EPA's requirements for corn ethanol will drive food prices even higher after an already distressed harvest, growers warn
Some of the largest farmers in the US are warning the government that the mandated biofuels provisions that demand grain crops to be converted into ethanol for gasoline will make an impending "food crisis" much worse.
The Guardian's Suzanne Goldenberg reports that "the country's meat, dairy and poultry producers called on the Environmental Protection Agency to suspend this year's quotas for corn ethanol production" because the requirement for corn ethanol production "was further beating up corn prices, which were already at record levels because of the drought in the mid-west."
"The extraordinary and disastrous circumstances created for livestock and poultry producers by the ongoing drought in the heart of our grain growing regions requires that all relevant measures of relief be explored," said the petition to the EPA's administrator Lisa Jackson.
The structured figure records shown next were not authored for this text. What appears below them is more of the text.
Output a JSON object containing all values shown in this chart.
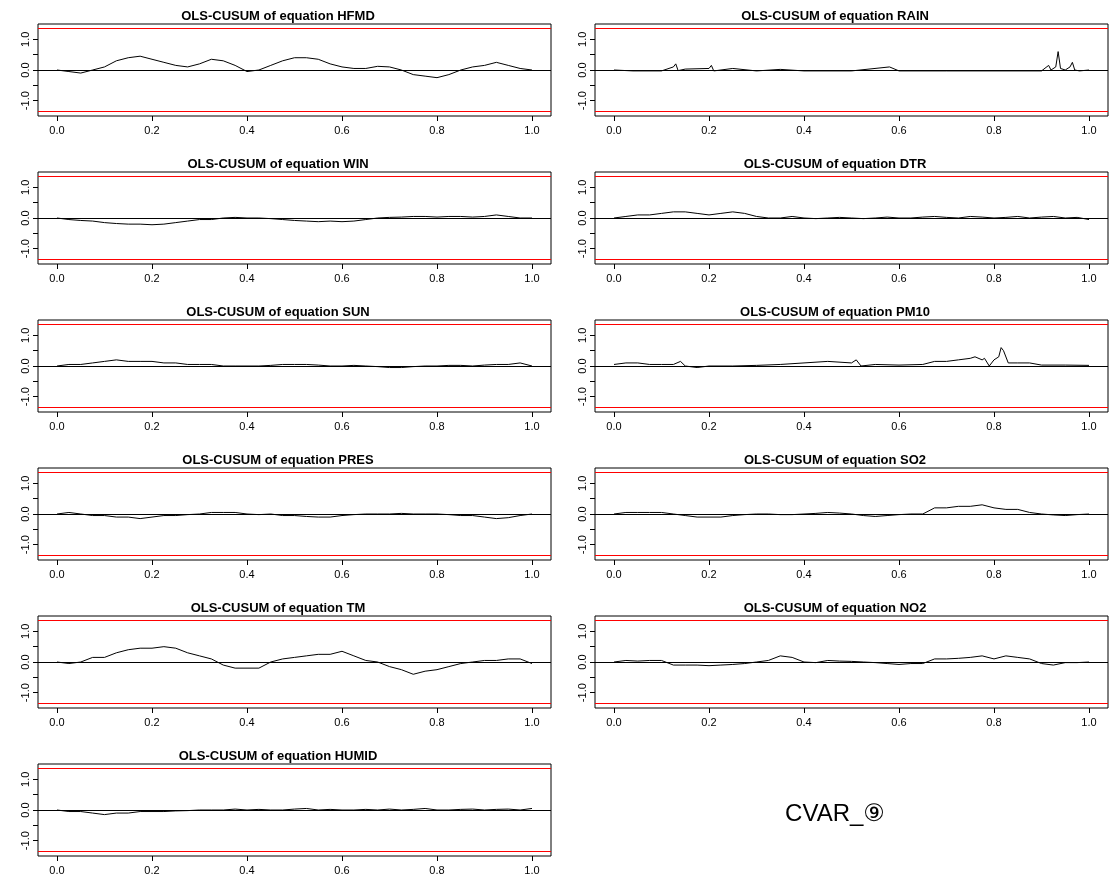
{
  "chart_data": [
    {
      "type": "line",
      "title": "OLS-CUSUM of equation HFMD",
      "marker": "none",
      "xlim": [
        -0.04,
        1.04
      ],
      "ylim": [
        -1.5,
        1.5
      ],
      "xticks": [
        {
          "value": 0,
          "label": "0.0"
        },
        {
          "value": 0.2,
          "label": "0.2"
        },
        {
          "value": 0.4,
          "label": "0.4"
        },
        {
          "value": 0.6,
          "label": "0.6"
        },
        {
          "value": 0.8,
          "label": "0.8"
        },
        {
          "value": 1,
          "label": "1.0"
        }
      ],
      "yticks": [
        {
          "value": -1,
          "label": "-1.0"
        },
        {
          "value": -0.5,
          "label": null
        },
        {
          "value": 0,
          "label": "0.0"
        },
        {
          "value": 0.5,
          "label": null
        },
        {
          "value": 1,
          "label": "1.0"
        }
      ],
      "ref_lines": [
        {
          "axis": "y",
          "value": 1.36,
          "color": "#ff0000"
        },
        {
          "axis": "y",
          "value": -1.36,
          "color": "#ff0000"
        },
        {
          "axis": "y",
          "value": 0,
          "color": "#000000"
        }
      ],
      "x": [
        0,
        0.025,
        0.05,
        0.075,
        0.1,
        0.125,
        0.15,
        0.175,
        0.2,
        0.225,
        0.25,
        0.275,
        0.3,
        0.325,
        0.35,
        0.375,
        0.4,
        0.425,
        0.45,
        0.475,
        0.5,
        0.525,
        0.55,
        0.575,
        0.6,
        0.625,
        0.65,
        0.675,
        0.7,
        0.725,
        0.75,
        0.775,
        0.8,
        0.825,
        0.85,
        0.875,
        0.9,
        0.925,
        0.95,
        0.975,
        1
      ],
      "series": [
        {
          "color": "#000000",
          "values": [
            0,
            -0.05,
            -0.1,
            0,
            0.1,
            0.3,
            0.4,
            0.45,
            0.35,
            0.25,
            0.15,
            0.1,
            0.2,
            0.35,
            0.3,
            0.15,
            -0.05,
            0,
            0.15,
            0.3,
            0.4,
            0.4,
            0.35,
            0.2,
            0.1,
            0.05,
            0.05,
            0.12,
            0.1,
            0,
            -0.15,
            -0.2,
            -0.25,
            -0.15,
            0,
            0.1,
            0.15,
            0.25,
            0.15,
            0.05,
            0
          ]
        }
      ]
    },
    {
      "type": "line",
      "title": "OLS-CUSUM of equation RAIN",
      "marker": "none",
      "xlim": [
        -0.04,
        1.04
      ],
      "ylim": [
        -1.5,
        1.5
      ],
      "xticks": [
        {
          "value": 0,
          "label": "0.0"
        },
        {
          "value": 0.2,
          "label": "0.2"
        },
        {
          "value": 0.4,
          "label": "0.4"
        },
        {
          "value": 0.6,
          "label": "0.6"
        },
        {
          "value": 0.8,
          "label": "0.8"
        },
        {
          "value": 1,
          "label": "1.0"
        }
      ],
      "yticks": [
        {
          "value": -1,
          "label": "-1.0"
        },
        {
          "value": -0.5,
          "label": null
        },
        {
          "value": 0,
          "label": "0.0"
        },
        {
          "value": 0.5,
          "label": null
        },
        {
          "value": 1,
          "label": "1.0"
        }
      ],
      "ref_lines": [
        {
          "axis": "y",
          "value": 1.36,
          "color": "#ff0000"
        },
        {
          "axis": "y",
          "value": -1.36,
          "color": "#ff0000"
        },
        {
          "axis": "y",
          "value": 0,
          "color": "#000000"
        }
      ],
      "x": [
        0,
        0.04,
        0.1,
        0.125,
        0.13,
        0.135,
        0.15,
        0.2,
        0.205,
        0.21,
        0.25,
        0.3,
        0.35,
        0.4,
        0.5,
        0.58,
        0.6,
        0.7,
        0.8,
        0.9,
        0.915,
        0.92,
        0.93,
        0.935,
        0.94,
        0.95,
        0.96,
        0.965,
        0.97,
        0.98,
        1
      ],
      "series": [
        {
          "color": "#000000",
          "values": [
            0,
            -0.03,
            -0.03,
            0.1,
            0.2,
            -0.02,
            0.03,
            0.05,
            0.15,
            -0.03,
            0.05,
            -0.03,
            0.02,
            -0.03,
            -0.03,
            0.1,
            -0.03,
            -0.03,
            -0.03,
            -0.03,
            0.15,
            0,
            0.1,
            0.6,
            0.05,
            0,
            0.1,
            0.25,
            0,
            -0.03,
            0
          ]
        }
      ]
    },
    {
      "type": "line",
      "title": "OLS-CUSUM of equation WIN",
      "marker": "none",
      "xlim": [
        -0.04,
        1.04
      ],
      "ylim": [
        -1.5,
        1.5
      ],
      "xticks": [
        {
          "value": 0,
          "label": "0.0"
        },
        {
          "value": 0.2,
          "label": "0.2"
        },
        {
          "value": 0.4,
          "label": "0.4"
        },
        {
          "value": 0.6,
          "label": "0.6"
        },
        {
          "value": 0.8,
          "label": "0.8"
        },
        {
          "value": 1,
          "label": "1.0"
        }
      ],
      "yticks": [
        {
          "value": -1,
          "label": "-1.0"
        },
        {
          "value": -0.5,
          "label": null
        },
        {
          "value": 0,
          "label": "0.0"
        },
        {
          "value": 0.5,
          "label": null
        },
        {
          "value": 1,
          "label": "1.0"
        }
      ],
      "ref_lines": [
        {
          "axis": "y",
          "value": 1.36,
          "color": "#ff0000"
        },
        {
          "axis": "y",
          "value": -1.36,
          "color": "#ff0000"
        },
        {
          "axis": "y",
          "value": 0,
          "color": "#000000"
        }
      ],
      "x": [
        0,
        0.025,
        0.05,
        0.075,
        0.1,
        0.125,
        0.15,
        0.175,
        0.2,
        0.225,
        0.25,
        0.275,
        0.3,
        0.325,
        0.35,
        0.375,
        0.4,
        0.425,
        0.45,
        0.475,
        0.5,
        0.525,
        0.55,
        0.575,
        0.6,
        0.625,
        0.65,
        0.675,
        0.7,
        0.725,
        0.75,
        0.775,
        0.8,
        0.825,
        0.85,
        0.875,
        0.9,
        0.925,
        0.95,
        0.975,
        1
      ],
      "series": [
        {
          "color": "#000000",
          "values": [
            0,
            -0.05,
            -0.08,
            -0.1,
            -0.15,
            -0.18,
            -0.2,
            -0.2,
            -0.22,
            -0.2,
            -0.15,
            -0.1,
            -0.05,
            -0.05,
            0,
            0.02,
            0,
            0,
            -0.02,
            -0.05,
            -0.08,
            -0.1,
            -0.12,
            -0.1,
            -0.12,
            -0.1,
            -0.05,
            0,
            0.02,
            0.03,
            0.05,
            0.05,
            0.03,
            0.05,
            0.05,
            0.03,
            0.05,
            0.1,
            0.05,
            0,
            0
          ]
        }
      ]
    },
    {
      "type": "line",
      "title": "OLS-CUSUM of equation DTR",
      "marker": "none",
      "xlim": [
        -0.04,
        1.04
      ],
      "ylim": [
        -1.5,
        1.5
      ],
      "xticks": [
        {
          "value": 0,
          "label": "0.0"
        },
        {
          "value": 0.2,
          "label": "0.2"
        },
        {
          "value": 0.4,
          "label": "0.4"
        },
        {
          "value": 0.6,
          "label": "0.6"
        },
        {
          "value": 0.8,
          "label": "0.8"
        },
        {
          "value": 1,
          "label": "1.0"
        }
      ],
      "yticks": [
        {
          "value": -1,
          "label": "-1.0"
        },
        {
          "value": -0.5,
          "label": null
        },
        {
          "value": 0,
          "label": "0.0"
        },
        {
          "value": 0.5,
          "label": null
        },
        {
          "value": 1,
          "label": "1.0"
        }
      ],
      "ref_lines": [
        {
          "axis": "y",
          "value": 1.36,
          "color": "#ff0000"
        },
        {
          "axis": "y",
          "value": -1.36,
          "color": "#ff0000"
        },
        {
          "axis": "y",
          "value": 0,
          "color": "#000000"
        }
      ],
      "x": [
        0,
        0.025,
        0.05,
        0.075,
        0.1,
        0.125,
        0.15,
        0.175,
        0.2,
        0.225,
        0.25,
        0.275,
        0.3,
        0.325,
        0.35,
        0.375,
        0.4,
        0.425,
        0.45,
        0.475,
        0.5,
        0.525,
        0.55,
        0.575,
        0.6,
        0.625,
        0.65,
        0.675,
        0.7,
        0.725,
        0.75,
        0.775,
        0.8,
        0.825,
        0.85,
        0.875,
        0.9,
        0.925,
        0.95,
        0.975,
        1
      ],
      "series": [
        {
          "color": "#000000",
          "values": [
            0,
            0.05,
            0.1,
            0.1,
            0.15,
            0.2,
            0.2,
            0.15,
            0.1,
            0.15,
            0.2,
            0.15,
            0.05,
            0,
            0,
            0.05,
            0,
            -0.02,
            0,
            0.02,
            0,
            -0.02,
            0,
            0.03,
            0,
            0,
            0.03,
            0.05,
            0.02,
            0,
            0.05,
            0.03,
            0,
            0.02,
            0.05,
            0,
            0.03,
            0.05,
            0,
            0.02,
            -0.05
          ]
        }
      ]
    },
    {
      "type": "line",
      "title": "OLS-CUSUM of equation SUN",
      "marker": "none",
      "xlim": [
        -0.04,
        1.04
      ],
      "ylim": [
        -1.5,
        1.5
      ],
      "xticks": [
        {
          "value": 0,
          "label": "0.0"
        },
        {
          "value": 0.2,
          "label": "0.2"
        },
        {
          "value": 0.4,
          "label": "0.4"
        },
        {
          "value": 0.6,
          "label": "0.6"
        },
        {
          "value": 0.8,
          "label": "0.8"
        },
        {
          "value": 1,
          "label": "1.0"
        }
      ],
      "yticks": [
        {
          "value": -1,
          "label": "-1.0"
        },
        {
          "value": -0.5,
          "label": null
        },
        {
          "value": 0,
          "label": "0.0"
        },
        {
          "value": 0.5,
          "label": null
        },
        {
          "value": 1,
          "label": "1.0"
        }
      ],
      "ref_lines": [
        {
          "axis": "y",
          "value": 1.36,
          "color": "#ff0000"
        },
        {
          "axis": "y",
          "value": -1.36,
          "color": "#ff0000"
        },
        {
          "axis": "y",
          "value": 0,
          "color": "#000000"
        }
      ],
      "x": [
        0,
        0.025,
        0.05,
        0.075,
        0.1,
        0.125,
        0.15,
        0.175,
        0.2,
        0.225,
        0.25,
        0.275,
        0.3,
        0.325,
        0.35,
        0.375,
        0.4,
        0.425,
        0.45,
        0.475,
        0.5,
        0.525,
        0.55,
        0.575,
        0.6,
        0.625,
        0.65,
        0.675,
        0.7,
        0.725,
        0.75,
        0.775,
        0.8,
        0.825,
        0.85,
        0.875,
        0.9,
        0.925,
        0.95,
        0.975,
        1
      ],
      "series": [
        {
          "color": "#000000",
          "values": [
            0,
            0.05,
            0.05,
            0.1,
            0.15,
            0.2,
            0.15,
            0.15,
            0.15,
            0.1,
            0.1,
            0.05,
            0.05,
            0.05,
            0,
            0,
            0,
            0,
            0.02,
            0.05,
            0.05,
            0.05,
            0.03,
            0,
            0,
            0.02,
            0,
            -0.02,
            -0.05,
            -0.05,
            -0.02,
            0,
            0,
            0.02,
            0.02,
            0,
            0.03,
            0.05,
            0.05,
            0.1,
            0
          ]
        }
      ]
    },
    {
      "type": "line",
      "title": "OLS-CUSUM of equation PM10",
      "marker": "none",
      "xlim": [
        -0.04,
        1.04
      ],
      "ylim": [
        -1.5,
        1.5
      ],
      "xticks": [
        {
          "value": 0,
          "label": "0.0"
        },
        {
          "value": 0.2,
          "label": "0.2"
        },
        {
          "value": 0.4,
          "label": "0.4"
        },
        {
          "value": 0.6,
          "label": "0.6"
        },
        {
          "value": 0.8,
          "label": "0.8"
        },
        {
          "value": 1,
          "label": "1.0"
        }
      ],
      "yticks": [
        {
          "value": -1,
          "label": "-1.0"
        },
        {
          "value": -0.5,
          "label": null
        },
        {
          "value": 0,
          "label": "0.0"
        },
        {
          "value": 0.5,
          "label": null
        },
        {
          "value": 1,
          "label": "1.0"
        }
      ],
      "ref_lines": [
        {
          "axis": "y",
          "value": 1.36,
          "color": "#ff0000"
        },
        {
          "axis": "y",
          "value": -1.36,
          "color": "#ff0000"
        },
        {
          "axis": "y",
          "value": 0,
          "color": "#000000"
        }
      ],
      "x": [
        0,
        0.025,
        0.05,
        0.075,
        0.1,
        0.125,
        0.14,
        0.15,
        0.175,
        0.2,
        0.25,
        0.3,
        0.35,
        0.4,
        0.45,
        0.5,
        0.51,
        0.52,
        0.55,
        0.6,
        0.65,
        0.675,
        0.7,
        0.725,
        0.75,
        0.76,
        0.775,
        0.78,
        0.79,
        0.8,
        0.81,
        0.815,
        0.82,
        0.83,
        0.85,
        0.875,
        0.9,
        0.95,
        1
      ],
      "series": [
        {
          "color": "#000000",
          "values": [
            0.05,
            0.1,
            0.1,
            0.05,
            0.05,
            0.05,
            0.15,
            0,
            -0.05,
            0,
            0,
            0.02,
            0.05,
            0.1,
            0.15,
            0.1,
            0.2,
            0,
            0.05,
            0.03,
            0.05,
            0.15,
            0.15,
            0.2,
            0.25,
            0.3,
            0.2,
            0.25,
            0,
            0.2,
            0.3,
            0.6,
            0.5,
            0.1,
            0.1,
            0.1,
            0.03,
            0.03,
            0.02
          ]
        }
      ]
    },
    {
      "type": "line",
      "title": "OLS-CUSUM of equation PRES",
      "marker": "none",
      "xlim": [
        -0.04,
        1.04
      ],
      "ylim": [
        -1.5,
        1.5
      ],
      "xticks": [
        {
          "value": 0,
          "label": "0.0"
        },
        {
          "value": 0.2,
          "label": "0.2"
        },
        {
          "value": 0.4,
          "label": "0.4"
        },
        {
          "value": 0.6,
          "label": "0.6"
        },
        {
          "value": 0.8,
          "label": "0.8"
        },
        {
          "value": 1,
          "label": "1.0"
        }
      ],
      "yticks": [
        {
          "value": -1,
          "label": "-1.0"
        },
        {
          "value": -0.5,
          "label": null
        },
        {
          "value": 0,
          "label": "0.0"
        },
        {
          "value": 0.5,
          "label": null
        },
        {
          "value": 1,
          "label": "1.0"
        }
      ],
      "ref_lines": [
        {
          "axis": "y",
          "value": 1.36,
          "color": "#ff0000"
        },
        {
          "axis": "y",
          "value": -1.36,
          "color": "#ff0000"
        },
        {
          "axis": "y",
          "value": 0,
          "color": "#000000"
        }
      ],
      "x": [
        0,
        0.025,
        0.05,
        0.075,
        0.1,
        0.125,
        0.15,
        0.175,
        0.2,
        0.225,
        0.25,
        0.275,
        0.3,
        0.325,
        0.35,
        0.375,
        0.4,
        0.425,
        0.45,
        0.475,
        0.5,
        0.525,
        0.55,
        0.575,
        0.6,
        0.625,
        0.65,
        0.675,
        0.7,
        0.725,
        0.75,
        0.775,
        0.8,
        0.825,
        0.85,
        0.875,
        0.9,
        0.925,
        0.95,
        0.975,
        1
      ],
      "series": [
        {
          "color": "#000000",
          "values": [
            0,
            0.05,
            0,
            -0.05,
            -0.05,
            -0.1,
            -0.1,
            -0.15,
            -0.1,
            -0.05,
            -0.05,
            -0.02,
            0,
            0.05,
            0.05,
            0.05,
            0,
            -0.02,
            0,
            -0.05,
            -0.05,
            -0.08,
            -0.1,
            -0.1,
            -0.05,
            -0.02,
            0,
            0,
            0,
            0.02,
            0,
            0,
            0,
            -0.02,
            -0.05,
            -0.05,
            -0.1,
            -0.15,
            -0.12,
            -0.05,
            0
          ]
        }
      ]
    },
    {
      "type": "line",
      "title": "OLS-CUSUM of equation SO2",
      "marker": "none",
      "xlim": [
        -0.04,
        1.04
      ],
      "ylim": [
        -1.5,
        1.5
      ],
      "xticks": [
        {
          "value": 0,
          "label": "0.0"
        },
        {
          "value": 0.2,
          "label": "0.2"
        },
        {
          "value": 0.4,
          "label": "0.4"
        },
        {
          "value": 0.6,
          "label": "0.6"
        },
        {
          "value": 0.8,
          "label": "0.8"
        },
        {
          "value": 1,
          "label": "1.0"
        }
      ],
      "yticks": [
        {
          "value": -1,
          "label": "-1.0"
        },
        {
          "value": -0.5,
          "label": null
        },
        {
          "value": 0,
          "label": "0.0"
        },
        {
          "value": 0.5,
          "label": null
        },
        {
          "value": 1,
          "label": "1.0"
        }
      ],
      "ref_lines": [
        {
          "axis": "y",
          "value": 1.36,
          "color": "#ff0000"
        },
        {
          "axis": "y",
          "value": -1.36,
          "color": "#ff0000"
        },
        {
          "axis": "y",
          "value": 0,
          "color": "#000000"
        }
      ],
      "x": [
        0,
        0.025,
        0.05,
        0.075,
        0.1,
        0.125,
        0.15,
        0.175,
        0.2,
        0.225,
        0.25,
        0.275,
        0.3,
        0.325,
        0.35,
        0.375,
        0.4,
        0.425,
        0.45,
        0.475,
        0.5,
        0.525,
        0.55,
        0.575,
        0.6,
        0.625,
        0.65,
        0.675,
        0.7,
        0.725,
        0.75,
        0.775,
        0.8,
        0.825,
        0.85,
        0.875,
        0.9,
        0.925,
        0.95,
        0.975,
        1
      ],
      "series": [
        {
          "color": "#000000",
          "values": [
            0,
            0.05,
            0.05,
            0.05,
            0.05,
            0,
            -0.05,
            -0.1,
            -0.1,
            -0.1,
            -0.05,
            -0.02,
            0,
            0,
            -0.02,
            -0.02,
            0,
            0.02,
            0.05,
            0.03,
            0,
            -0.05,
            -0.08,
            -0.05,
            -0.02,
            0,
            0,
            0.2,
            0.2,
            0.25,
            0.25,
            0.3,
            0.2,
            0.15,
            0.15,
            0.05,
            0,
            -0.03,
            -0.05,
            -0.02,
            0
          ]
        }
      ]
    },
    {
      "type": "line",
      "title": "OLS-CUSUM of equation TM",
      "marker": "none",
      "xlim": [
        -0.04,
        1.04
      ],
      "ylim": [
        -1.5,
        1.5
      ],
      "xticks": [
        {
          "value": 0,
          "label": "0.0"
        },
        {
          "value": 0.2,
          "label": "0.2"
        },
        {
          "value": 0.4,
          "label": "0.4"
        },
        {
          "value": 0.6,
          "label": "0.6"
        },
        {
          "value": 0.8,
          "label": "0.8"
        },
        {
          "value": 1,
          "label": "1.0"
        }
      ],
      "yticks": [
        {
          "value": -1,
          "label": "-1.0"
        },
        {
          "value": -0.5,
          "label": null
        },
        {
          "value": 0,
          "label": "0.0"
        },
        {
          "value": 0.5,
          "label": null
        },
        {
          "value": 1,
          "label": "1.0"
        }
      ],
      "ref_lines": [
        {
          "axis": "y",
          "value": 1.36,
          "color": "#ff0000"
        },
        {
          "axis": "y",
          "value": -1.36,
          "color": "#ff0000"
        },
        {
          "axis": "y",
          "value": 0,
          "color": "#000000"
        }
      ],
      "x": [
        0,
        0.025,
        0.05,
        0.075,
        0.1,
        0.125,
        0.15,
        0.175,
        0.2,
        0.225,
        0.25,
        0.275,
        0.3,
        0.325,
        0.35,
        0.375,
        0.4,
        0.425,
        0.45,
        0.475,
        0.5,
        0.525,
        0.55,
        0.575,
        0.6,
        0.625,
        0.65,
        0.675,
        0.7,
        0.725,
        0.75,
        0.775,
        0.8,
        0.825,
        0.85,
        0.875,
        0.9,
        0.925,
        0.95,
        0.975,
        1
      ],
      "series": [
        {
          "color": "#000000",
          "values": [
            0,
            -0.05,
            0,
            0.15,
            0.15,
            0.3,
            0.4,
            0.45,
            0.45,
            0.5,
            0.45,
            0.3,
            0.2,
            0.1,
            -0.1,
            -0.2,
            -0.2,
            -0.2,
            0,
            0.1,
            0.15,
            0.2,
            0.25,
            0.25,
            0.35,
            0.2,
            0.05,
            0,
            -0.15,
            -0.25,
            -0.4,
            -0.3,
            -0.25,
            -0.15,
            -0.05,
            0,
            0.05,
            0.05,
            0.1,
            0.1,
            -0.05
          ]
        }
      ]
    },
    {
      "type": "line",
      "title": "OLS-CUSUM of equation NO2",
      "marker": "none",
      "xlim": [
        -0.04,
        1.04
      ],
      "ylim": [
        -1.5,
        1.5
      ],
      "xticks": [
        {
          "value": 0,
          "label": "0.0"
        },
        {
          "value": 0.2,
          "label": "0.2"
        },
        {
          "value": 0.4,
          "label": "0.4"
        },
        {
          "value": 0.6,
          "label": "0.6"
        },
        {
          "value": 0.8,
          "label": "0.8"
        },
        {
          "value": 1,
          "label": "1.0"
        }
      ],
      "yticks": [
        {
          "value": -1,
          "label": "-1.0"
        },
        {
          "value": -0.5,
          "label": null
        },
        {
          "value": 0,
          "label": "0.0"
        },
        {
          "value": 0.5,
          "label": null
        },
        {
          "value": 1,
          "label": "1.0"
        }
      ],
      "ref_lines": [
        {
          "axis": "y",
          "value": 1.36,
          "color": "#ff0000"
        },
        {
          "axis": "y",
          "value": -1.36,
          "color": "#ff0000"
        },
        {
          "axis": "y",
          "value": 0,
          "color": "#000000"
        }
      ],
      "x": [
        0,
        0.025,
        0.05,
        0.075,
        0.1,
        0.125,
        0.15,
        0.175,
        0.2,
        0.225,
        0.25,
        0.275,
        0.3,
        0.325,
        0.35,
        0.375,
        0.4,
        0.425,
        0.45,
        0.475,
        0.5,
        0.525,
        0.55,
        0.575,
        0.6,
        0.625,
        0.65,
        0.675,
        0.7,
        0.725,
        0.75,
        0.775,
        0.8,
        0.825,
        0.85,
        0.875,
        0.9,
        0.925,
        0.95,
        0.975,
        1
      ],
      "series": [
        {
          "color": "#000000",
          "values": [
            0,
            0.05,
            0.03,
            0.05,
            0.05,
            -0.1,
            -0.1,
            -0.1,
            -0.12,
            -0.1,
            -0.08,
            -0.05,
            0,
            0.05,
            0.2,
            0.15,
            0,
            -0.02,
            0.05,
            0.03,
            0.02,
            0,
            -0.02,
            -0.05,
            -0.08,
            -0.05,
            -0.05,
            0.1,
            0.1,
            0.12,
            0.15,
            0.2,
            0.1,
            0.2,
            0.15,
            0.1,
            -0.05,
            -0.1,
            -0.02,
            -0.02,
            0
          ]
        }
      ]
    },
    {
      "type": "line",
      "title": "OLS-CUSUM of equation HUMID",
      "marker": "none",
      "xlim": [
        -0.04,
        1.04
      ],
      "ylim": [
        -1.5,
        1.5
      ],
      "xticks": [
        {
          "value": 0,
          "label": "0.0"
        },
        {
          "value": 0.2,
          "label": "0.2"
        },
        {
          "value": 0.4,
          "label": "0.4"
        },
        {
          "value": 0.6,
          "label": "0.6"
        },
        {
          "value": 0.8,
          "label": "0.8"
        },
        {
          "value": 1,
          "label": "1.0"
        }
      ],
      "yticks": [
        {
          "value": -1,
          "label": "-1.0"
        },
        {
          "value": -0.5,
          "label": null
        },
        {
          "value": 0,
          "label": "0.0"
        },
        {
          "value": 0.5,
          "label": null
        },
        {
          "value": 1,
          "label": "1.0"
        }
      ],
      "ref_lines": [
        {
          "axis": "y",
          "value": 1.36,
          "color": "#ff0000"
        },
        {
          "axis": "y",
          "value": -1.36,
          "color": "#ff0000"
        },
        {
          "axis": "y",
          "value": 0,
          "color": "#000000"
        }
      ],
      "x": [
        0,
        0.025,
        0.05,
        0.075,
        0.1,
        0.125,
        0.15,
        0.175,
        0.2,
        0.225,
        0.25,
        0.275,
        0.3,
        0.325,
        0.35,
        0.375,
        0.4,
        0.425,
        0.45,
        0.475,
        0.5,
        0.525,
        0.55,
        0.575,
        0.6,
        0.625,
        0.65,
        0.675,
        0.7,
        0.725,
        0.75,
        0.775,
        0.8,
        0.825,
        0.85,
        0.875,
        0.9,
        0.925,
        0.95,
        0.975,
        1
      ],
      "series": [
        {
          "color": "#000000",
          "values": [
            0,
            -0.05,
            -0.05,
            -0.1,
            -0.15,
            -0.1,
            -0.1,
            -0.05,
            -0.05,
            -0.05,
            -0.03,
            -0.02,
            0,
            0,
            0,
            0.03,
            0,
            0.02,
            0,
            0,
            0.03,
            0.05,
            0,
            0.02,
            0,
            0,
            0.02,
            0,
            0.03,
            0,
            0.02,
            0.05,
            0,
            0,
            0.02,
            0.03,
            0,
            0.02,
            0.03,
            0,
            0.05
          ]
        }
      ]
    },
    {
      "type": "other",
      "annotations": [
        "CVAR_⑨"
      ]
    }
  ]
}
Goldenberg also cites research published last week by the New England Complex Systems Institute warning of an "imminent food crisis" because of the diversion of corn stocks to ethanol.
"Necsi has warned for months that misguided food-to-ethanol conversion programs and rampant commodity speculation have created a food price bubble, leading to an inevitable spike in prices by 2013. Now it appears the "crop shock" will arrive even sooner due to drought, unless measures to curb ethanol production and rein in speculators are adopted immediately," the researchers warned.